Das wollen die EU-Staaten ändern. Im September 2015 vereinbarten sie, dass bis zum Jahr 2030 die Abfälle im Handel und auf Verbraucherebene halbiert werden und auch die Verluste bei Ernte, Herstellung und Transport deutlich sinken sollen. In den 28 EU-Staaten landen nach einem EU-Bericht jährlich rund 88 Millionen Tonnen Lebensmittel im Abfall – das entspricht etwa 173 Kilo pro Person und 20 Prozent der in der EU erzeugten Lebensmittel. In Deutschland wirft im Durchschnitt jeder Lebensmittel im Wert von 235 Euro pro Jahr weg.

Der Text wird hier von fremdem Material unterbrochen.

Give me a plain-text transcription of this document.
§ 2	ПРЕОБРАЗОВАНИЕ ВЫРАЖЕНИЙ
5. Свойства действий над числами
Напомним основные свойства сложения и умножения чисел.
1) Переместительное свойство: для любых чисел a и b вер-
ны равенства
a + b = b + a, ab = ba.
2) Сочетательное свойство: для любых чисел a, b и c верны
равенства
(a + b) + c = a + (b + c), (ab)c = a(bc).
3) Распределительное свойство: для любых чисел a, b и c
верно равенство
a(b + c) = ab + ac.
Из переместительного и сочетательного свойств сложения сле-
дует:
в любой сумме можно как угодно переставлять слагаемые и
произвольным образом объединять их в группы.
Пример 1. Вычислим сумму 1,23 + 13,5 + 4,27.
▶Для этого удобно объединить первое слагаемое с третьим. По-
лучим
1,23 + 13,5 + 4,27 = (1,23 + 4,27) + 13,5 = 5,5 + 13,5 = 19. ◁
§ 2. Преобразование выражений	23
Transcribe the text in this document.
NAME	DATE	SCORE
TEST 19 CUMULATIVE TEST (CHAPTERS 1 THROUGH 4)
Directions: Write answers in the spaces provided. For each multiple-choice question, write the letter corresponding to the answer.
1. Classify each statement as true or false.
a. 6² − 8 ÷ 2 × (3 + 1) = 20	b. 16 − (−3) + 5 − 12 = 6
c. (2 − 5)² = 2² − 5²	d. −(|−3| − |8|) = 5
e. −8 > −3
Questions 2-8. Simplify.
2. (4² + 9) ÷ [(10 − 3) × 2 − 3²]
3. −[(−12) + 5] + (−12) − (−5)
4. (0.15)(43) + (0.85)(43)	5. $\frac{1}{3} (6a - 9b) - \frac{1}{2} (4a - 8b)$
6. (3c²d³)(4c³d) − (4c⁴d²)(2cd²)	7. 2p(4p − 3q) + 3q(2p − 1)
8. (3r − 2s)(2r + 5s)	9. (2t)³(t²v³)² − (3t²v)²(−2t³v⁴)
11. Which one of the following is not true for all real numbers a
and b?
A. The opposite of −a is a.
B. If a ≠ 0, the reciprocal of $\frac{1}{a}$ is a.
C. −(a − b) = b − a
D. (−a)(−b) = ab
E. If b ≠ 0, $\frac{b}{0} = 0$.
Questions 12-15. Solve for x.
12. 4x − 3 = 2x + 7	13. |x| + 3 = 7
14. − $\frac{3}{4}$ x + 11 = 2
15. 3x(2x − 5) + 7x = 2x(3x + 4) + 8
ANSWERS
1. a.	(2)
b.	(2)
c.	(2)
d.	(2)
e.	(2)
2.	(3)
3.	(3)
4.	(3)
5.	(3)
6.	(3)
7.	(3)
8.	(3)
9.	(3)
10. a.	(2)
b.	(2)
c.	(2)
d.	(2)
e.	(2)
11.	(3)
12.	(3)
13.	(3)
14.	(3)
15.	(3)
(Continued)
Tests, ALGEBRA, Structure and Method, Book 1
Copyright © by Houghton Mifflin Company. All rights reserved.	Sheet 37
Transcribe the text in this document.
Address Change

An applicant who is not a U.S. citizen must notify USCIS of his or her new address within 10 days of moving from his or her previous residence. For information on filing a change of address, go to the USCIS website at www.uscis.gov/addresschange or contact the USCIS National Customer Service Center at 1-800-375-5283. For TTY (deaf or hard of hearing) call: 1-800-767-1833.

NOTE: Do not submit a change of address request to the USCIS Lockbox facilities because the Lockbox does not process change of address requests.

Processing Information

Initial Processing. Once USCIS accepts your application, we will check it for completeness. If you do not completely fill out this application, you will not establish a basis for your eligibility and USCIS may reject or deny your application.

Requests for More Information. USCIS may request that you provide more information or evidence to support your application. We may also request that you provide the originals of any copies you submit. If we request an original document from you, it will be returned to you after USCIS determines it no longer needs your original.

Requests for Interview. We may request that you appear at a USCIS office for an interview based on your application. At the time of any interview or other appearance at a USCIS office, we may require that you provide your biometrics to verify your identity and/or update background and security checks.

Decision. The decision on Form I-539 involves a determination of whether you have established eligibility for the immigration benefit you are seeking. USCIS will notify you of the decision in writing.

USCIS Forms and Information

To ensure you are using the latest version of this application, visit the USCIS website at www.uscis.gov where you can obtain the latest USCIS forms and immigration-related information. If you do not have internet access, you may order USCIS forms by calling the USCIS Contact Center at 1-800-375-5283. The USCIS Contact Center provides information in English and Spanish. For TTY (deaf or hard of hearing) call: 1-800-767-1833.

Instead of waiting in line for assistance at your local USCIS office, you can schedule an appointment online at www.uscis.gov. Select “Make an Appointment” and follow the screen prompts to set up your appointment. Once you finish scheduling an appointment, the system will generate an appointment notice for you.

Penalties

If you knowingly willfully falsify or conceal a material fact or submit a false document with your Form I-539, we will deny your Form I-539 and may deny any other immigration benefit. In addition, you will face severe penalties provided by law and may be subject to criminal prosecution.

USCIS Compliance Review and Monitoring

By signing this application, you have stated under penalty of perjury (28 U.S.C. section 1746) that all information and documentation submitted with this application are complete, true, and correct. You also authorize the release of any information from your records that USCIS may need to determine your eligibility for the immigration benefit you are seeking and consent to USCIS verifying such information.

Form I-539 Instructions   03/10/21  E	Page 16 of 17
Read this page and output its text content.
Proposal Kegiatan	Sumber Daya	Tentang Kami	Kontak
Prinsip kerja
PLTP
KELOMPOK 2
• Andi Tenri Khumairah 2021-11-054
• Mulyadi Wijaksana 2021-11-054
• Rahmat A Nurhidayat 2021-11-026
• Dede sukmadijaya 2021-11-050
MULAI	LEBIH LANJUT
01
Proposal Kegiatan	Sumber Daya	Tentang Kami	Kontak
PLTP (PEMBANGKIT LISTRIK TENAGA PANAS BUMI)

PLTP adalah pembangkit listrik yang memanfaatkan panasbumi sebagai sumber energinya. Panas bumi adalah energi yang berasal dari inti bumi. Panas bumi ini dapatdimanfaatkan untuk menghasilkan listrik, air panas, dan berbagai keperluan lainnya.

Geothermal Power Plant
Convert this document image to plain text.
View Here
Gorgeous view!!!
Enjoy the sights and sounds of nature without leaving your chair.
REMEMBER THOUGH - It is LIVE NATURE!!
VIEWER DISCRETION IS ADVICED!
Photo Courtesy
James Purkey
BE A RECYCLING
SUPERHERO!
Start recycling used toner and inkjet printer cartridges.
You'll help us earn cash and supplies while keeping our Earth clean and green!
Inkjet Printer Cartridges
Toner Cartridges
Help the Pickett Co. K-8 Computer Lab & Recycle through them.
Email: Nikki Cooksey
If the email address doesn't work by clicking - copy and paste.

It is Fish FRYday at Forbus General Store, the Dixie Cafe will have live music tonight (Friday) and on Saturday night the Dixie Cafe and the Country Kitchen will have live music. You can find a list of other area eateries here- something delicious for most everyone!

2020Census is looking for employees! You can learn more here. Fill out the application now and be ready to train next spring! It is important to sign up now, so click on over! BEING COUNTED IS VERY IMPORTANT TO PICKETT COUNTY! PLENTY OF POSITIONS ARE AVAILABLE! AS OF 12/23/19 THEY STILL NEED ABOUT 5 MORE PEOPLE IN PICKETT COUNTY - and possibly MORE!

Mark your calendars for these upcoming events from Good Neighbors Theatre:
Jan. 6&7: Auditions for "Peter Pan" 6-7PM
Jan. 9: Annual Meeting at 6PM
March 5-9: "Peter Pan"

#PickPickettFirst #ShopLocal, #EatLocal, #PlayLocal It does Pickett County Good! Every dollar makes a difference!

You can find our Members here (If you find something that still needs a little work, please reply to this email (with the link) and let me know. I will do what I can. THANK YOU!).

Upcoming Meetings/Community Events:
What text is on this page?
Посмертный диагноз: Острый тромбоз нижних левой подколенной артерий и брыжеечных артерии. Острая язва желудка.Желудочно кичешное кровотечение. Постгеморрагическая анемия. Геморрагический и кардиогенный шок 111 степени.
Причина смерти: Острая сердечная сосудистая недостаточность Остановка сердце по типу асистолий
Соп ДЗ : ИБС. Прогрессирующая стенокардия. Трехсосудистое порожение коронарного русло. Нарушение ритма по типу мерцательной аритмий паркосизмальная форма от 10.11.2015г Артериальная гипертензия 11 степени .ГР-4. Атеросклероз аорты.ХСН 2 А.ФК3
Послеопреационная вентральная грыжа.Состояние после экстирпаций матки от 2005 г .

Um gegenzusteuern, will Gurr-Hirsch die Aufklärung verbessern. Vom kommenden Schuljahr an können Drittklässler einen sogenannten Ernährungsführerschein machen. Den Erwachsenen soll ein Kompetenzzentrum helfen, das Informationen, Beratung und Unterstützung anbietet – für Privathaushalte und Großverbraucher wie Restaurants und Kantinen, für Handel und Produzenten. Wenn etwa Studenten ihr Mensamenü elektronisch vorbestellen könnten, ließe sich vermeiden, dass zu viel vorgekocht werde, sagt sie. In Freiburg haben Studenten mit Aktionen auf die Lebensmittelverschwendung aufmerksam gemacht.

Handelsverband gegen Mindeshaltbarkeitsdatum auf haltbaren Lebensmitteln

Ob das Zentrum in der Hoheit des Landes liegen oder an einen privaten Träger vergeben wird, entscheidet sich in nächster Zeit bei den Beratungen über den Doppelhaushalt 2018/19, wenn es um das Thema zusätzliche Stellen geht. Zudem will Gurr-Hirsch mit allen Beteiligten darüber sprechen, welchen Beitrag sie leisten können. Seit Anfang Mai gibt es einen Runden Tisch mit dem Einzelhandel, Gespräche etwa mit den Innungen sollen folgen.

„Wir brauchen keine neuen Gesetze, sondern sollten uns mit Schwachpunkten auseinandersetzen“, sagt Sabine Hagmann, Hauptgeschäftsführerin des Handelsverbands Baden-Württemberg. Dass der Handel für nur fünf Prozent der Verschwendung verantwortlich sei, sei auf Verbesserungen zurückzuführen. So würden etwa Backwaren vom Vortag oder Lebensmittel, deren Mindesthaltbarkeitsdatum abläuft, an Tafelläden weitergegeben, die diese an Bedürftige verteilen oder zu einem niedrigen Preis weiterverkaufen. Aus Sicht des Handelsverbandes ließe sich die Verschwendung weiter reduzieren, wenn bei haltbaren Lebensmitteln wie Kaffee, Tee oder Nudeln auf ein Mindesthaltbarkeitsdatum verzichtet würde. Viele verwechselten dieses mit dem Verbrauchsdatum.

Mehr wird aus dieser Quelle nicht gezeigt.